Под моими ногами не было ничего.
В смысле, никакой опоры. Далеко внизу ползли по улицам пешеходы и транспорт. Между ними и мной простиралась сотня метров пустоты. Как только до меня дошло, что я парю в воздухе, я ухнула вниз. Но не упала. Финн, заходясь от хохота, крепко держал мои запястья. Он сам стоял как ни в чем не бывало.
— Вот это да, — оценил он, — первоклассный визг.

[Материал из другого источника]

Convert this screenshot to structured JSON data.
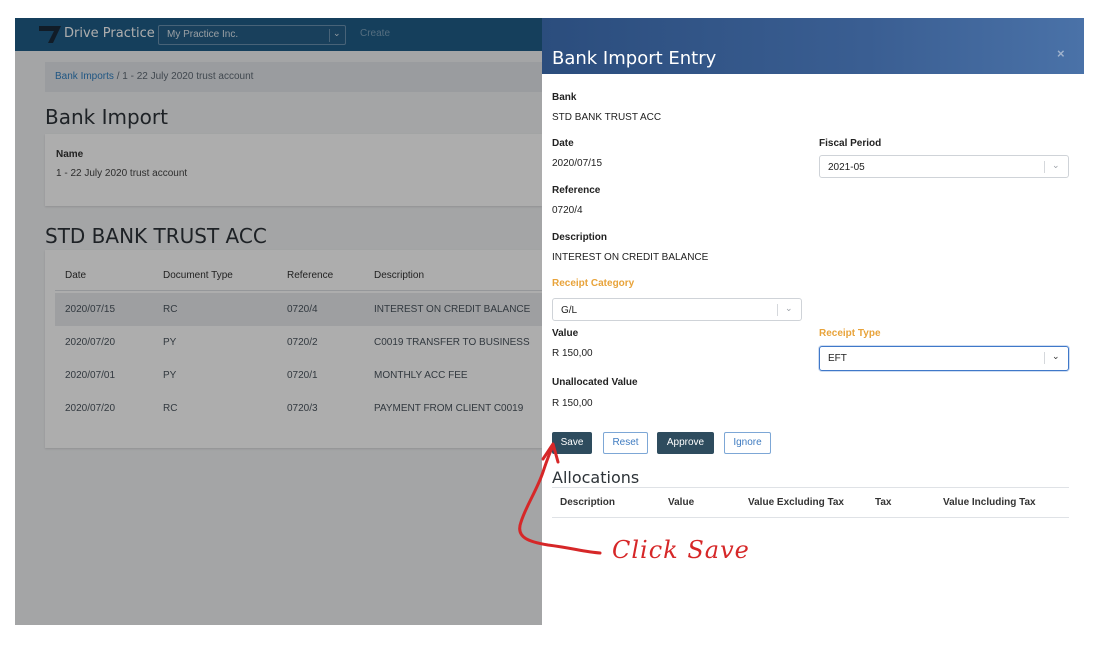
{
  "topbar": {
    "brand": "Drive Practice",
    "practice_value": "My Practice Inc.",
    "create_label": "Create"
  },
  "breadcrumb": {
    "link": "Bank Imports",
    "separator": "/",
    "current": "1 - 22 July 2020 trust account"
  },
  "page": {
    "title": "Bank Import",
    "name_label": "Name",
    "name_value": "1 - 22 July 2020 trust account",
    "account_title": "STD BANK TRUST ACC"
  },
  "table": {
    "headers": [
      "Date",
      "Document Type",
      "Reference",
      "Description"
    ],
    "rows": [
      {
        "date": "2020/07/15",
        "doc_type": "RC",
        "reference": "0720/4",
        "description": "INTEREST ON CREDIT BALANCE"
      },
      {
        "date": "2020/07/20",
        "doc_type": "PY",
        "reference": "0720/2",
        "description": "C0019 TRANSFER TO BUSINESS"
      },
      {
        "date": "2020/07/01",
        "doc_type": "PY",
        "reference": "0720/1",
        "description": "MONTHLY ACC FEE"
      },
      {
        "date": "2020/07/20",
        "doc_type": "RC",
        "reference": "0720/3",
        "description": "PAYMENT FROM CLIENT C0019"
      }
    ]
  },
  "modal": {
    "title": "Bank Import Entry",
    "close": "×",
    "bank_label": "Bank",
    "bank_value": "STD BANK TRUST ACC",
    "date_label": "Date",
    "date_value": "2020/07/15",
    "fiscal_label": "Fiscal Period",
    "fiscal_value": "2021-05",
    "reference_label": "Reference",
    "reference_value": "0720/4",
    "description_label": "Description",
    "description_value": "INTEREST ON CREDIT BALANCE",
    "receipt_category_label": "Receipt Category",
    "receipt_category_value": "G/L",
    "value_label": "Value",
    "value_value": "R 150,00",
    "receipt_type_label": "Receipt Type",
    "receipt_type_value": "EFT",
    "unallocated_label": "Unallocated Value",
    "unallocated_value": "R 150,00",
    "buttons": {
      "save": "Save",
      "reset": "Reset",
      "approve": "Approve",
      "ignore": "Ignore"
    },
    "allocations_title": "Allocations",
    "allocations_headers": [
      "Description",
      "Value",
      "Value Excluding Tax",
      "Tax",
      "Value Including Tax"
    ]
  },
  "annotation": {
    "text": "Click Save"
  },
  "colors": {
    "topbar": "#1f5d88",
    "modal_header": "#2b4d7d",
    "accent_label": "#e8a33a",
    "dark_button": "#2e4c5e",
    "annotation": "#d62728"
  }
}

Чистое сопрано.
Болтаясь в воздухе, я извернулась, чтобы пнуть его. Шельма такая, он решил подшутить надо мной. Посмеиваясь, Финн ослабил хватку на одной моей руке и почти выпустил ее.
— Тише, тише, — говорит, — а то отправлю в свободное плавание.
— Я тебя убью, — задыхаясь, отвечала я. — Прекрати!
Его пальцы цепко обвили мои предплечья, и он подтянул меня к себе, как спутник космонавта в невесомости. Я очень близко увидела его насмешливое лицо.
— Да ты расслабься. Не упадешь. Просто представь, что можешь стоять и спокойно висеть в воздухе, — посоветовал он.
— «Просто»! — передразнила я его. Он отлично знал, что я боюсь высоты. Ну держись, вот доберусь я до тебя.
— Хотя, может, и упадешь, — задумчиво продолжал Флеймс. — Но и тогда ничего страшного. Проснешься и все.
— Проснусь?
— Да, Люси. Чтобы проснуться, нужно умереть… а теперь посмотри на меня и представь, что тебе есть, на чем стоять. Вообрази себе мост, площадку, что угодно.
Он совсем сбил меня с толку, быстро перескакивая с одного на другое. Вообрази. Легко сказать! Моя голова взрывалась от происходящего; я была не уверена, что не брежу. Хотя для бреда Финн, пожалуй, был слишком настоящий.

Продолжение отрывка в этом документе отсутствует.